The Zacheta National Gallery of Art is one of Poland's most established centres of contemporary arts. Located in the centre of Warsaw in a handsome neo-classical building adjacent to the Saxon Gardens, its purpose has been to develop and support Polish contemporary artists. Exhibitions by foreign artists have helped reinforce the gallery's reputation abroad.
Prior to 1860, Poland did not have any public museums or galleries. With permission from the then ruling Russians, the Society for the Encouragement of Fine Arts was set up. Some forty years later the Society's official headquarters, designed by Warsaw architect Stefan Szyller, were opened.
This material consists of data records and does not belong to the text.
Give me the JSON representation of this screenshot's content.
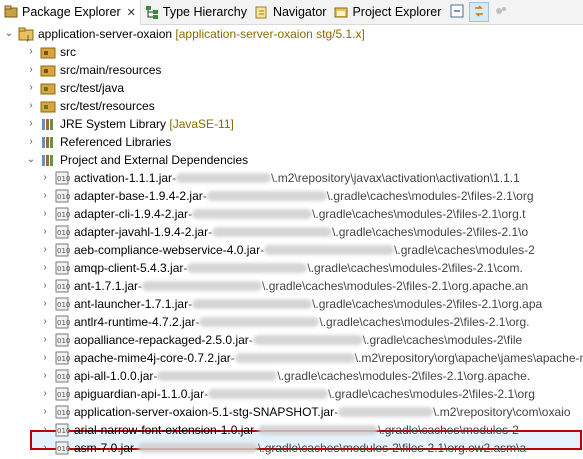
{
  "tabs": [
    {
      "label": "Package Explorer",
      "icon": "package-icon",
      "active": true,
      "close": "✕"
    },
    {
      "label": "Type Hierarchy",
      "icon": "hierarchy-icon"
    },
    {
      "label": "Navigator",
      "icon": "navigator-icon"
    },
    {
      "label": "Project Explorer",
      "icon": "project-explorer-icon"
    }
  ],
  "project": {
    "name": "application-server-oxaion",
    "decoration": "[application-server-oxaion stg/5.1.x]"
  },
  "folders": [
    {
      "label": "src"
    },
    {
      "label": "src/main/resources"
    },
    {
      "label": "src/test/java"
    },
    {
      "label": "src/test/resources"
    },
    {
      "label": "JRE System Library",
      "decoration": "[JavaSE-11]"
    },
    {
      "label": "Referenced Libraries"
    },
    {
      "label": "Project and External Dependencies"
    }
  ],
  "jars": [
    {
      "label": "activation-1.1.1.jar",
      "path": "\\.m2\\repository\\javax\\activation\\activation\\1.1.1"
    },
    {
      "label": "adapter-base-1.9.4-2.jar",
      "path": "\\.gradle\\caches\\modules-2\\files-2.1\\org"
    },
    {
      "label": "adapter-cli-1.9.4-2.jar",
      "path": "\\.gradle\\caches\\modules-2\\files-2.1\\org.t"
    },
    {
      "label": "adapter-javahl-1.9.4-2.jar",
      "path": "\\.gradle\\caches\\modules-2\\files-2.1\\o"
    },
    {
      "label": "aeb-compliance-webservice-4.0.jar",
      "path": "\\.gradle\\caches\\modules-2"
    },
    {
      "label": "amqp-client-5.4.3.jar",
      "path": "\\.gradle\\caches\\modules-2\\files-2.1\\com."
    },
    {
      "label": "ant-1.7.1.jar",
      "path": "\\.gradle\\caches\\modules-2\\files-2.1\\org.apache.an"
    },
    {
      "label": "ant-launcher-1.7.1.jar",
      "path": "\\.gradle\\caches\\modules-2\\files-2.1\\org.apa"
    },
    {
      "label": "antlr4-runtime-4.7.2.jar",
      "path": "\\.gradle\\caches\\modules-2\\files-2.1\\org."
    },
    {
      "label": "aopalliance-repackaged-2.5.0.jar",
      "path": "\\.gradle\\caches\\modules-2\\file"
    },
    {
      "label": "apache-mime4j-core-0.7.2.jar",
      "path": "\\.m2\\repository\\org\\apache\\james\\apache-m"
    },
    {
      "label": "api-all-1.0.0.jar",
      "path": "\\.gradle\\caches\\modules-2\\files-2.1\\org.apache."
    },
    {
      "label": "apiguardian-api-1.1.0.jar",
      "path": "\\.gradle\\caches\\modules-2\\files-2.1\\org"
    },
    {
      "label": "application-server-oxaion-5.1-stg-SNAPSHOT.jar",
      "path": "\\.m2\\repository\\com\\oxaio"
    },
    {
      "label": "arial-narrow-font-extension-1.0.jar",
      "path": "\\.gradle\\caches\\modules-2"
    },
    {
      "label": "asm-7.0.jar",
      "path": "\\.gradle\\caches\\modules-2\\files-2.1\\org.ow2.asm\\a"
    }
  ],
  "separator": " - ",
  "colors": {
    "highlight_border": "#c00000",
    "selection_bg": "#e5f1fb",
    "decoration": "#8a6d00"
  }
}
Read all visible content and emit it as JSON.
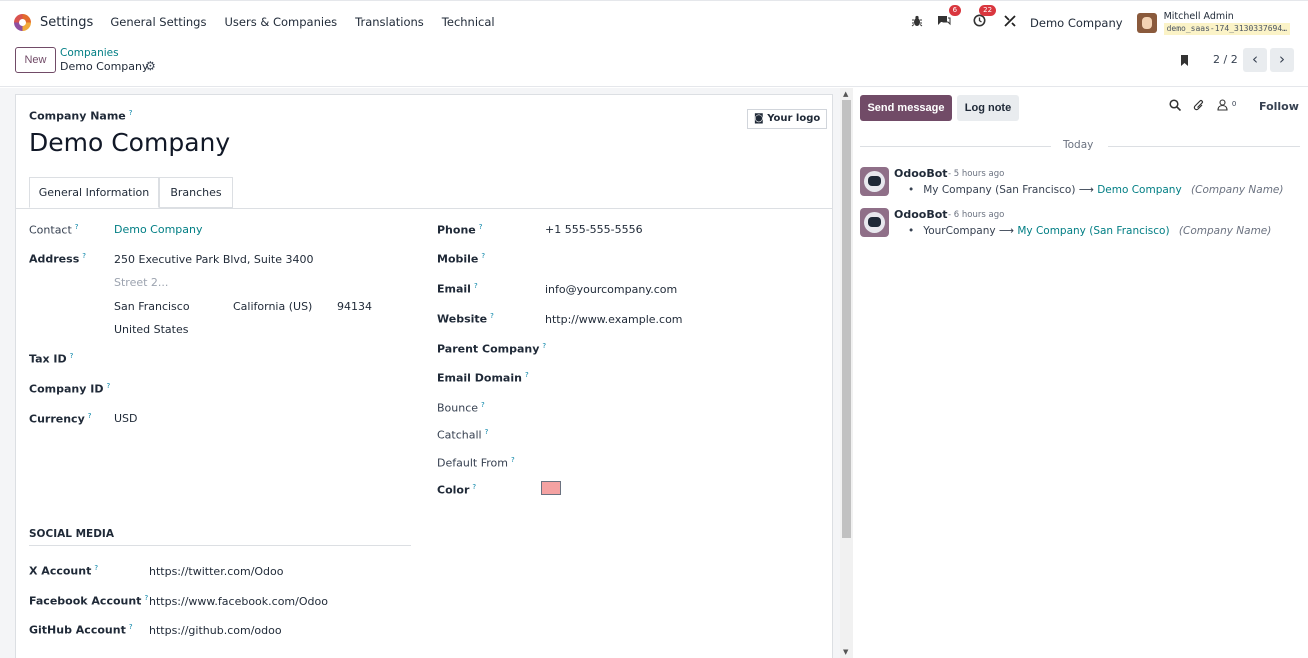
{
  "navbar": {
    "app_title": "Settings",
    "menu": [
      "General Settings",
      "Users & Companies",
      "Translations",
      "Technical"
    ],
    "messages_badge": "6",
    "activities_badge": "22",
    "company": "Demo Company",
    "user_name": "Mitchell Admin",
    "database": "demo_saas-174_3130337694…"
  },
  "control": {
    "new_label": "New",
    "breadcrumb_parent": "Companies",
    "breadcrumb_current": "Demo Company",
    "pager": "2 / 2"
  },
  "form": {
    "company_name_label": "Company Name",
    "company_name": "Demo Company",
    "logo_button": "Your logo",
    "tabs": [
      "General Information",
      "Branches"
    ],
    "left": {
      "contact_label": "Contact",
      "contact_value": "Demo Company",
      "address_label": "Address",
      "street": "250 Executive Park Blvd, Suite 3400",
      "street2_placeholder": "Street 2...",
      "city": "San Francisco",
      "state": "California (US)",
      "zip": "94134",
      "country": "United States",
      "tax_id_label": "Tax ID",
      "company_id_label": "Company ID",
      "currency_label": "Currency",
      "currency_value": "USD"
    },
    "right": {
      "phone_label": "Phone",
      "phone_value": "+1 555-555-5556",
      "mobile_label": "Mobile",
      "email_label": "Email",
      "email_value": "info@yourcompany.com",
      "website_label": "Website",
      "website_value": "http://www.example.com",
      "parent_label": "Parent Company",
      "email_domain_label": "Email Domain",
      "bounce_label": "Bounce",
      "catchall_label": "Catchall",
      "default_from_label": "Default From",
      "color_label": "Color",
      "color_value": "#f4a2a2"
    },
    "social": {
      "title": "SOCIAL MEDIA",
      "x_label": "X Account",
      "x_value": "https://twitter.com/Odoo",
      "facebook_label": "Facebook Account",
      "facebook_value": "https://www.facebook.com/Odoo",
      "github_label": "GitHub Account",
      "github_value": "https://github.com/odoo"
    }
  },
  "chatter": {
    "send_message": "Send message",
    "log_note": "Log note",
    "followers_count": "0",
    "follow": "Follow",
    "date_separator": "Today",
    "messages": [
      {
        "author": "OdooBot",
        "time": "- 5 hours ago",
        "old": "My Company (San Francisco)",
        "new": "Demo Company",
        "field": "(Company Name)"
      },
      {
        "author": "OdooBot",
        "time": "- 6 hours ago",
        "old": "YourCompany",
        "new": "My Company (San Francisco)",
        "field": "(Company Name)"
      }
    ]
  },
  "colors": {
    "brand": "#714b67",
    "link": "#017e84",
    "badge": "#d9363e"
  },
  "icons": [
    "odoo-logo-icon",
    "bug-icon",
    "chat-icon",
    "activity-clock-icon",
    "tools-icon",
    "gear-icon",
    "bookmark-icon",
    "chevron-left-icon",
    "chevron-right-icon",
    "camera-icon",
    "search-icon",
    "paperclip-icon",
    "followers-icon",
    "arrow-right-icon"
  ]
}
Szyller's plans called for two additional wings, although it wasn't until the post-WWII reconstruction that these wings were finally added. Inscribed above the elegant portico is the Latin word 'Artibus' - 'To the Arts'.
The permanent collection at the gallery comprises mainly pieces by Polish artists from the 20th century. Initially the bulk of the collection came from bequests and donations. Nowadays the older collection is deposited in the National Museum in Warsaw where it forms the core of the Gallery of Polish Art. After the Second World War, the Society for the Encouragement of Fine Arts was replaced by the Central Bureau for Art Exhibitions, which was responsible for disseminating the official ideology of Polish art and artists. Post-1989 the gallery returned to a less centralised approach, and in 2003 was renamed as the National Gallery of Art.
An adjunct to the main gallery is the Kordegarda Gallery, a short distance away off Nowy Swiat Street, which has a more independent approach and tends to focus on younger artists. The intention is that the exhibition space be as much a part of the show as the exhibits themselves.
Just as important as the gallery itself is the attached library, which archives and documents Polish artists since 1945, as well as containing a huge collection of catalogues, books and magazines both Polish and foreign. There is a bookshop on the ground floor where one can buy books and catalogues of exhibitions past and present at both Zacheta and Kordegarda.